In late fall 1961 Dr. Chitose would make his first of several trips outside of Japan. Tom Morita, James Miyaji, and Wilfred Ho were part of the group to sponsor this 4-5 month visit to Hawaii but disagreements among them caused the trip to be cut short by April 1962. Later that same year Chitose would visit Canada for the first time, visiting his student Tsuruoka's Hombu Dojo. While there Dometrich would come up from Kentucky to visit his sensei for the first time in nearly eight years. In 1967 for the Canadian Centennial it was decided that the government would sponsor the Canadian Karate Championship. Tsuruoka (then president of Karate Canada) invited Dr. Chitose, along with Dometrich, Mamoru Yamamoto (All-Japan Karate Champion 1958-1960 and later founder of Yoshukai Karate) and some of his students including Mike Foster, to Canada, where they conducted demonstrations, a clinic, and presided over the Karate tournament. The event was held at the Japanese Canadian Cultural Centre's Nisei Karate Club. After this Chitose and Yamamoto toured the US and Canada meeting and training many Chito-ryu students.

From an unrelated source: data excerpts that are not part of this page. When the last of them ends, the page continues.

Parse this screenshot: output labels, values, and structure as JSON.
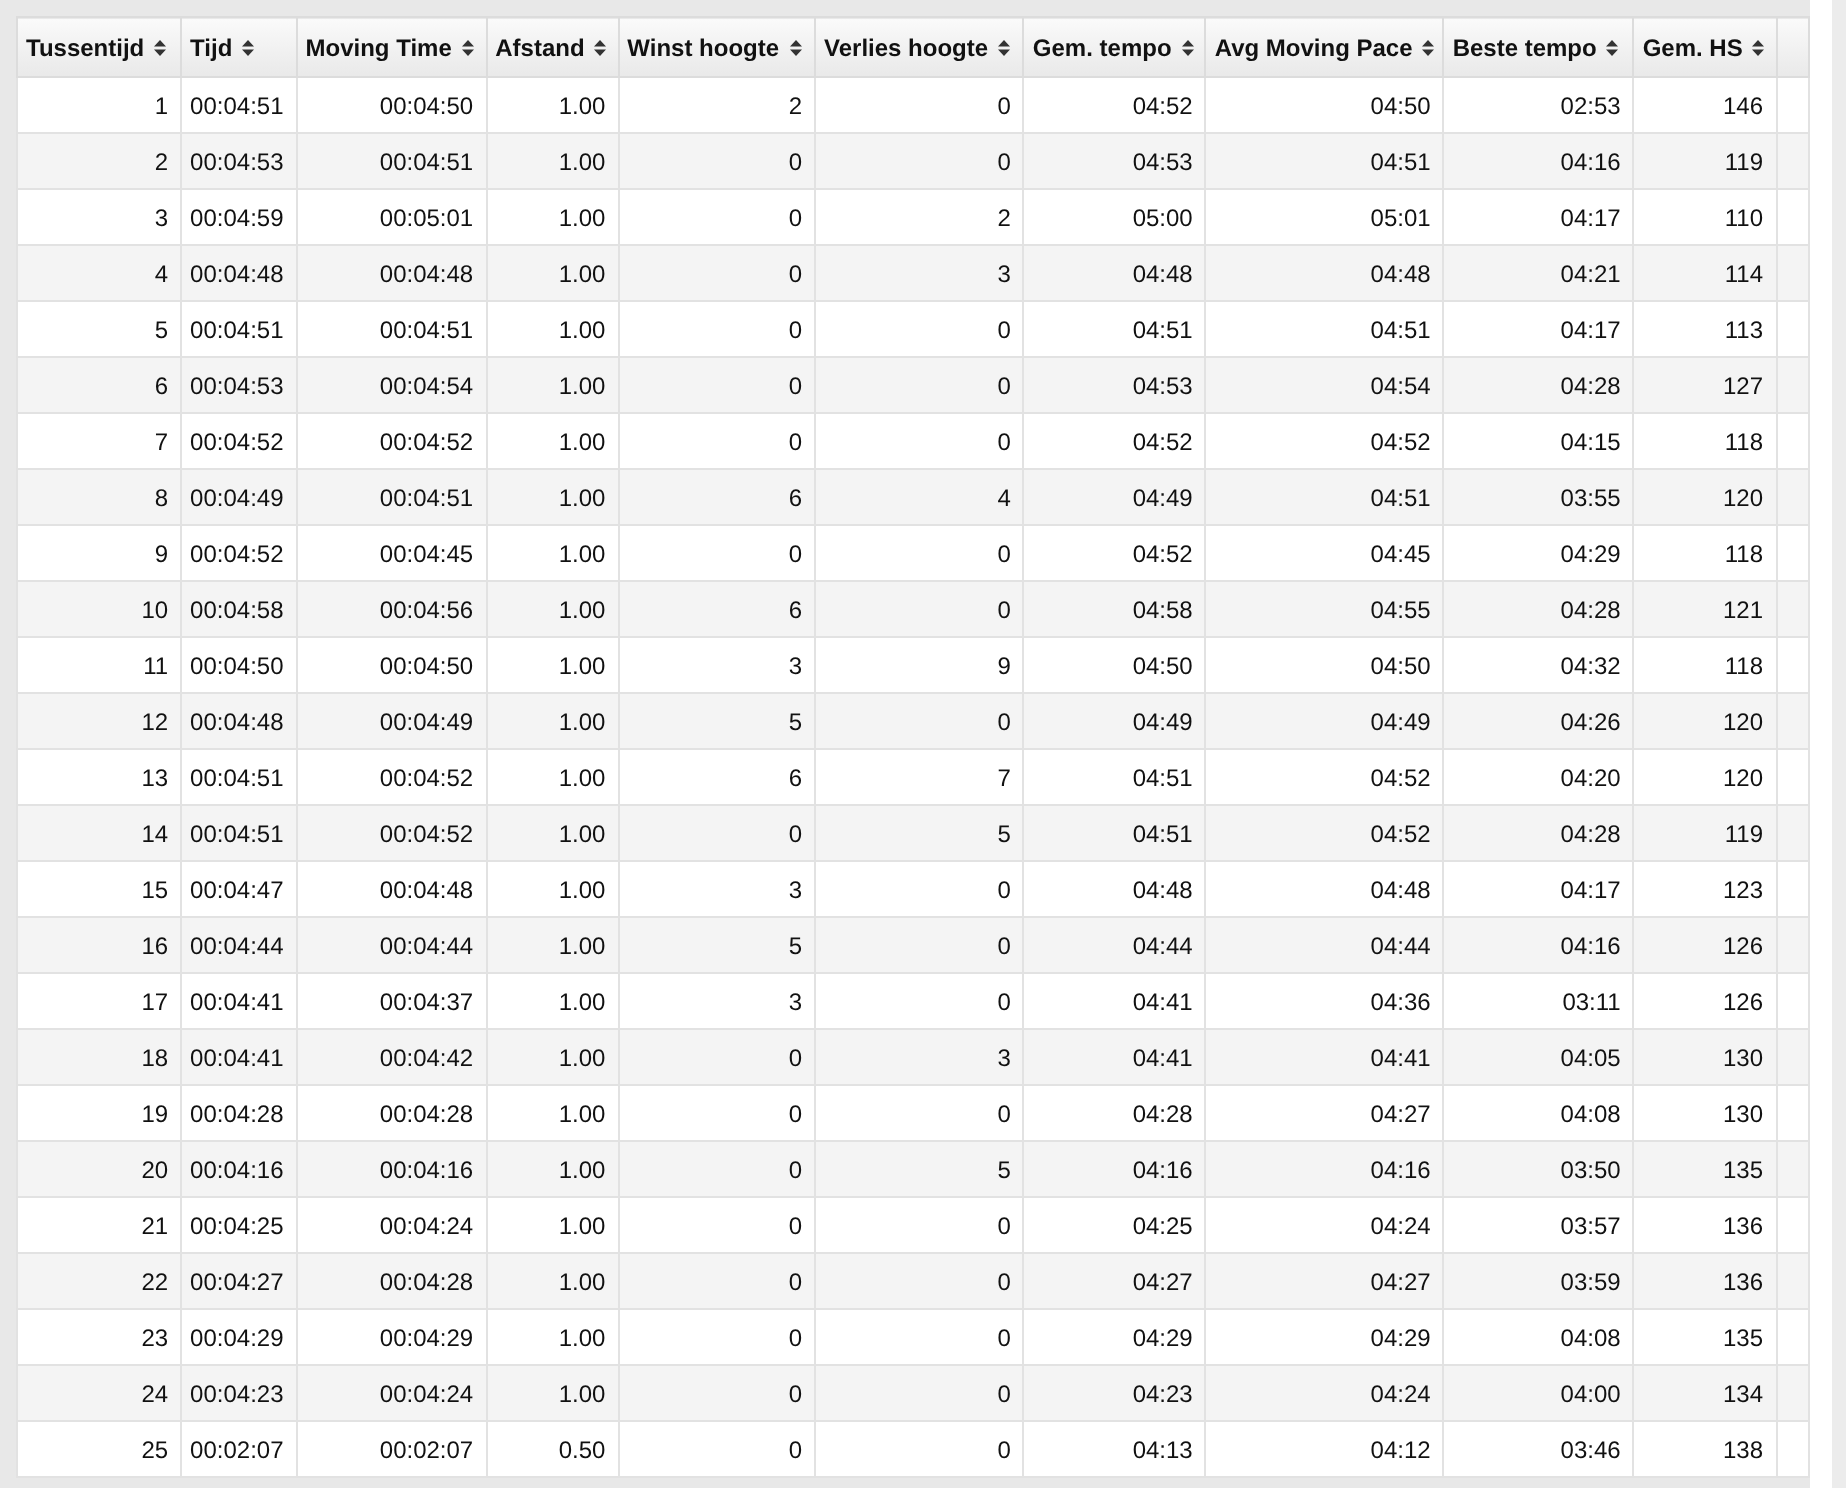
{
  "table": {
    "columns": [
      "Tussentijd",
      "Tijd",
      "Moving Time",
      "Afstand",
      "Winst hoogte",
      "Verlies hoogte",
      "Gem. tempo",
      "Avg Moving Pace",
      "Beste tempo",
      "Gem. HS"
    ],
    "rows": [
      [
        "1",
        "00:04:51",
        "00:04:50",
        "1.00",
        "2",
        "0",
        "04:52",
        "04:50",
        "02:53",
        "146"
      ],
      [
        "2",
        "00:04:53",
        "00:04:51",
        "1.00",
        "0",
        "0",
        "04:53",
        "04:51",
        "04:16",
        "119"
      ],
      [
        "3",
        "00:04:59",
        "00:05:01",
        "1.00",
        "0",
        "2",
        "05:00",
        "05:01",
        "04:17",
        "110"
      ],
      [
        "4",
        "00:04:48",
        "00:04:48",
        "1.00",
        "0",
        "3",
        "04:48",
        "04:48",
        "04:21",
        "114"
      ],
      [
        "5",
        "00:04:51",
        "00:04:51",
        "1.00",
        "0",
        "0",
        "04:51",
        "04:51",
        "04:17",
        "113"
      ],
      [
        "6",
        "00:04:53",
        "00:04:54",
        "1.00",
        "0",
        "0",
        "04:53",
        "04:54",
        "04:28",
        "127"
      ],
      [
        "7",
        "00:04:52",
        "00:04:52",
        "1.00",
        "0",
        "0",
        "04:52",
        "04:52",
        "04:15",
        "118"
      ],
      [
        "8",
        "00:04:49",
        "00:04:51",
        "1.00",
        "6",
        "4",
        "04:49",
        "04:51",
        "03:55",
        "120"
      ],
      [
        "9",
        "00:04:52",
        "00:04:45",
        "1.00",
        "0",
        "0",
        "04:52",
        "04:45",
        "04:29",
        "118"
      ],
      [
        "10",
        "00:04:58",
        "00:04:56",
        "1.00",
        "6",
        "0",
        "04:58",
        "04:55",
        "04:28",
        "121"
      ],
      [
        "11",
        "00:04:50",
        "00:04:50",
        "1.00",
        "3",
        "9",
        "04:50",
        "04:50",
        "04:32",
        "118"
      ],
      [
        "12",
        "00:04:48",
        "00:04:49",
        "1.00",
        "5",
        "0",
        "04:49",
        "04:49",
        "04:26",
        "120"
      ],
      [
        "13",
        "00:04:51",
        "00:04:52",
        "1.00",
        "6",
        "7",
        "04:51",
        "04:52",
        "04:20",
        "120"
      ],
      [
        "14",
        "00:04:51",
        "00:04:52",
        "1.00",
        "0",
        "5",
        "04:51",
        "04:52",
        "04:28",
        "119"
      ],
      [
        "15",
        "00:04:47",
        "00:04:48",
        "1.00",
        "3",
        "0",
        "04:48",
        "04:48",
        "04:17",
        "123"
      ],
      [
        "16",
        "00:04:44",
        "00:04:44",
        "1.00",
        "5",
        "0",
        "04:44",
        "04:44",
        "04:16",
        "126"
      ],
      [
        "17",
        "00:04:41",
        "00:04:37",
        "1.00",
        "3",
        "0",
        "04:41",
        "04:36",
        "03:11",
        "126"
      ],
      [
        "18",
        "00:04:41",
        "00:04:42",
        "1.00",
        "0",
        "3",
        "04:41",
        "04:41",
        "04:05",
        "130"
      ],
      [
        "19",
        "00:04:28",
        "00:04:28",
        "1.00",
        "0",
        "0",
        "04:28",
        "04:27",
        "04:08",
        "130"
      ],
      [
        "20",
        "00:04:16",
        "00:04:16",
        "1.00",
        "0",
        "5",
        "04:16",
        "04:16",
        "03:50",
        "135"
      ],
      [
        "21",
        "00:04:25",
        "00:04:24",
        "1.00",
        "0",
        "0",
        "04:25",
        "04:24",
        "03:57",
        "136"
      ],
      [
        "22",
        "00:04:27",
        "00:04:28",
        "1.00",
        "0",
        "0",
        "04:27",
        "04:27",
        "03:59",
        "136"
      ],
      [
        "23",
        "00:04:29",
        "00:04:29",
        "1.00",
        "0",
        "0",
        "04:29",
        "04:29",
        "04:08",
        "135"
      ],
      [
        "24",
        "00:04:23",
        "00:04:24",
        "1.00",
        "0",
        "0",
        "04:23",
        "04:24",
        "04:00",
        "134"
      ],
      [
        "25",
        "00:02:07",
        "00:02:07",
        "0.50",
        "0",
        "0",
        "04:13",
        "04:12",
        "03:46",
        "138"
      ]
    ]
  }
}
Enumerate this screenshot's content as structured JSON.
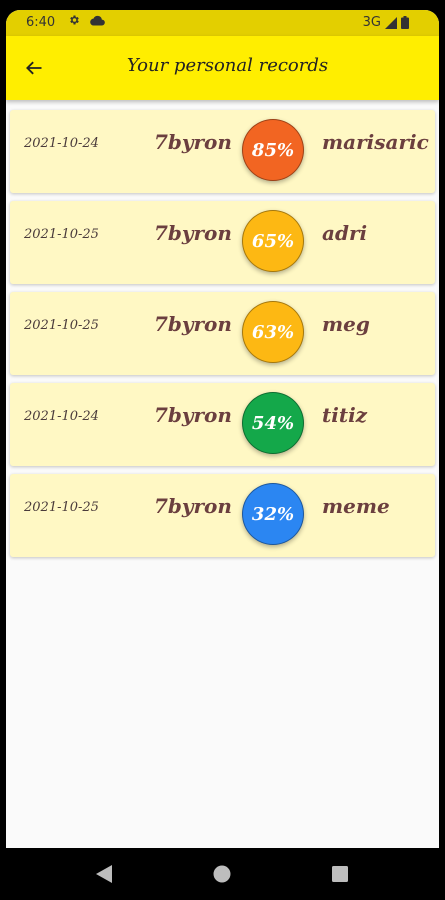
{
  "status_bar": {
    "time": "6:40",
    "network": "3G"
  },
  "app_bar": {
    "title": "Your personal records"
  },
  "records": [
    {
      "date": "2021-10-24",
      "user": "7byron",
      "score": "85%",
      "opponent": "marisaric",
      "color": "#f26522"
    },
    {
      "date": "2021-10-25",
      "user": "7byron",
      "score": "65%",
      "opponent": "adri",
      "color": "#fdb813"
    },
    {
      "date": "2021-10-25",
      "user": "7byron",
      "score": "63%",
      "opponent": "meg",
      "color": "#fdb813"
    },
    {
      "date": "2021-10-24",
      "user": "7byron",
      "score": "54%",
      "opponent": "titiz",
      "color": "#14a84a"
    },
    {
      "date": "2021-10-25",
      "user": "7byron",
      "score": "32%",
      "opponent": "meme",
      "color": "#2b86f2"
    }
  ],
  "colors": {
    "app_bar": "#ffee00",
    "status_bar": "#e3cf00",
    "card": "#fff8c4",
    "text": "#6b3f3f"
  },
  "icons": {
    "back": "arrow-left-icon",
    "settings": "gear-icon",
    "cloud": "cloud-icon",
    "signal": "signal-icon",
    "battery": "battery-icon",
    "nav_back": "triangle-back-icon",
    "nav_home": "circle-home-icon",
    "nav_recents": "square-recents-icon"
  }
}
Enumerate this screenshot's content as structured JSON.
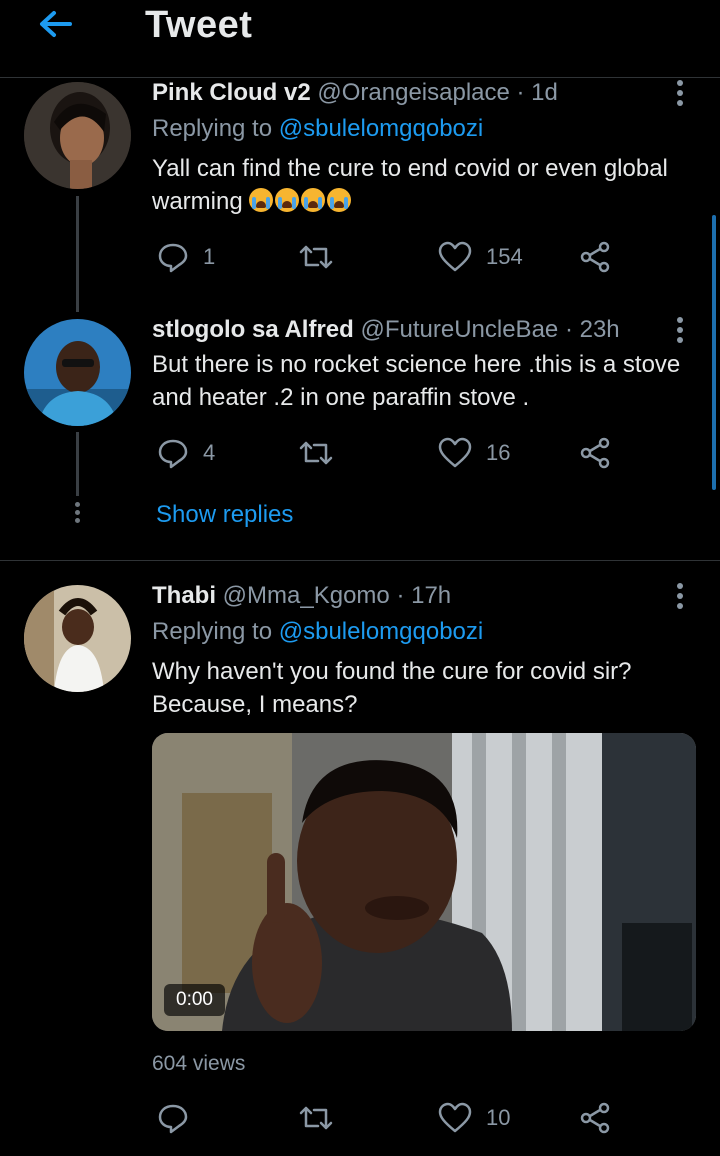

=== Latter years and death ===
In 1975 Chitose would move his Sohobu dojo to its current location in Tsuboi, Chūō-ku, Kumamoto, Japan. He would continue to travel and dedicate himself to the training of Chito-Ryu practitioners around the world. By the early 1980s it was clear that his health was in decline, but he remained steadfast in his training and teaching, though he would need somewhat frequent rests. Dr. Tsuyoshi Chitose would pass away on the 6th June 1984 at the age of 86. He would leave behind his wife, seven children, and many grandchildren.

==Successor==
In August 1984 Chitose's son Yasuhiro Chitose would become the second generation Soke of Chito-Ryu Karate taking on his father's name. Though this was near universally accepted early on several senior instructors chose to break away from the International Chito-Ryu Karate Federation (ICKF) with examples including William Dometrich (United States Chitō-ryū Karate Federation), Shane Higashi (World Chito-Ryu Karate-Do Federation), and Brain Hayes (Australian Chitokai Karate Association); while others chose to create totally new styles of Karate with Chito-Ryu as a base such as Masami Tsuruoka (Tsuruoka Karate), Mamoru Yamamoto (Yoshukai Karate), and even Dr. Chitose son in law Ken Sakamoto (Ryusei Karate).

== Legacy ==
At its peak Chito-ryu had over 40,000 practitioners on four continents. Chitose is seen today as one of the old masters of Okinawan Karate and someone who helped spread karate around the globe.

==Writings==
- Kempo Karate-dō — Universal Art of Self-Defense (拳法空手道一般の護身術) by Tsuyoshi Chitose, ISBN 0-9687791-0-7.